Search code examples
securityscreen-scraping

how can I protect scraping of certain data on my web pages?


I want to protect only certain numbers that are displayed after each request. There are about 30 such numbers. I was planning to have images generated in the place of those numerbers, but if the image is not warped as with captcha, wont scripts be able to decipher the number anyway? Also, how much of a performance hit would loading images be vs text?


Solution

  • It's not possible.

    • You use javascript and encrypt the page, using document.write() calls after decrypting. I either scrape from the browser's display or feed the page through a JS engine to get the output.
    • You use Flash. I can poke into the flash file and get the values. You encrypt them in the flash and I can just run it then grab the output from the interpreter's display as a sequence of images.
    • You use images and I can just feed them through an OCR.

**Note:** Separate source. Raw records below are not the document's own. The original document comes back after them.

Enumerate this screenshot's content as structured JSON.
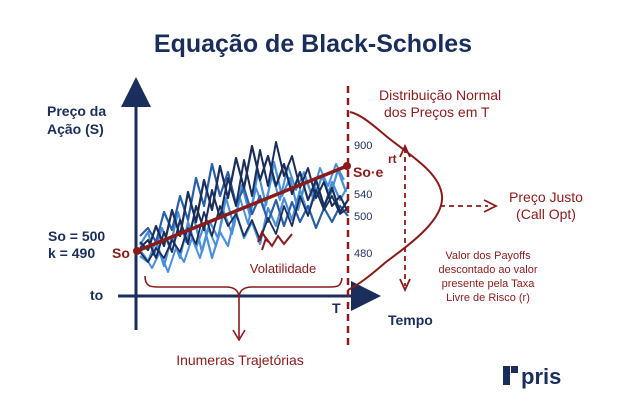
{
  "title": "Equação de Black-Scholes",
  "y_axis_label_line1": "Preço da",
  "y_axis_label_line2": "Ação (S)",
  "x_axis_label": "Tempo",
  "so_eq": "So = 500",
  "k_eq": "k = 490",
  "so_point": "So",
  "t0": "to",
  "t_label": "T",
  "end_expression_base": "So·e",
  "end_expression_exp": "rt",
  "price_levels": [
    "900",
    "540",
    "500",
    "480"
  ],
  "normal_dist_line1": "Distribuição Normal",
  "normal_dist_line2": "dos Preços em T",
  "fair_price_line1": "Preço Justo",
  "fair_price_line2": "(Call Opt)",
  "volatility": "Volatilidade",
  "trajectories": "Inumeras Trajetórias",
  "payoff_line1": "Valor dos Payoffs",
  "payoff_line2": "descontado ao valor",
  "payoff_line3": "presente pela Taxa",
  "payoff_line4": "Livre de Risco (r)",
  "logo_text": "pris",
  "colors": {
    "navy": "#1a2e5c",
    "dark_red": "#8b1a1a",
    "light_blue": "#4a90d9",
    "mid_blue": "#2a5fa8"
  }
}
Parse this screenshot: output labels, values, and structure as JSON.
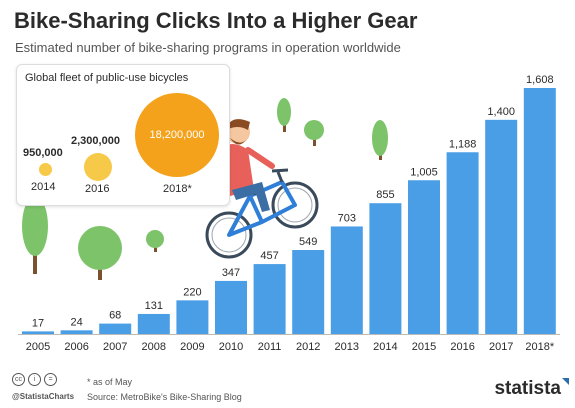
{
  "header": {
    "title": "Bike-Sharing Clicks Into a Higher Gear",
    "subtitle": "Estimated number of bike-sharing programs in operation worldwide"
  },
  "inset": {
    "title": "Global fleet of public-use bicycles",
    "items": [
      {
        "year": "2014",
        "value": "950,000",
        "number": 950000
      },
      {
        "year": "2016",
        "value": "2,300,000",
        "number": 2300000
      },
      {
        "year": "2018*",
        "value": "18,200,000",
        "number": 18200000
      }
    ]
  },
  "footer": {
    "note": "* as of May",
    "source": "Source: MetroBike's Bike-Sharing Blog",
    "handle": "@StatistaCharts",
    "brand": "statista",
    "license_icons": [
      "cc-icon",
      "by-icon",
      "nd-icon"
    ]
  },
  "colors": {
    "bar": "#4a9ee6",
    "small_circle": "#f7c948",
    "large_circle": "#f4a21b",
    "tree": "#7dc36a",
    "trunk": "#7a5230"
  },
  "chart_data": {
    "type": "bar",
    "categories": [
      "2005",
      "2006",
      "2007",
      "2008",
      "2009",
      "2010",
      "2011",
      "2012",
      "2013",
      "2014",
      "2015",
      "2016",
      "2017",
      "2018*"
    ],
    "values": [
      17,
      24,
      68,
      131,
      220,
      347,
      457,
      549,
      703,
      855,
      1005,
      1188,
      1400,
      1608
    ],
    "value_labels": [
      "17",
      "24",
      "68",
      "131",
      "220",
      "347",
      "457",
      "549",
      "703",
      "855",
      "1,005",
      "1,188",
      "1,400",
      "1,608"
    ],
    "title": "Bike-Sharing Clicks Into a Higher Gear",
    "subtitle": "Estimated number of bike-sharing programs in operation worldwide",
    "ylim": [
      0,
      1608
    ],
    "grid": false
  }
}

    You're in an arms race. What you need to do is make your information so useful and your pages so easy to use that you become the authority source. It's also handy to change your output formats regularly to keep up, but screen scrapers can handle that unless you make fairly radical changes. Radical changes drive users away because the page is continually unfamiliar to them.

    Your image solution wont' help much, and images are far less efficient. A number is usually only a few bytes long in HTML encoding. Images start at a few hundred bytes and expand to a 1k or more depending on how large you want. Images also will not render in the font the user has selected for their browser window, and are useless to people who use assisted computing devices (visually impaired people).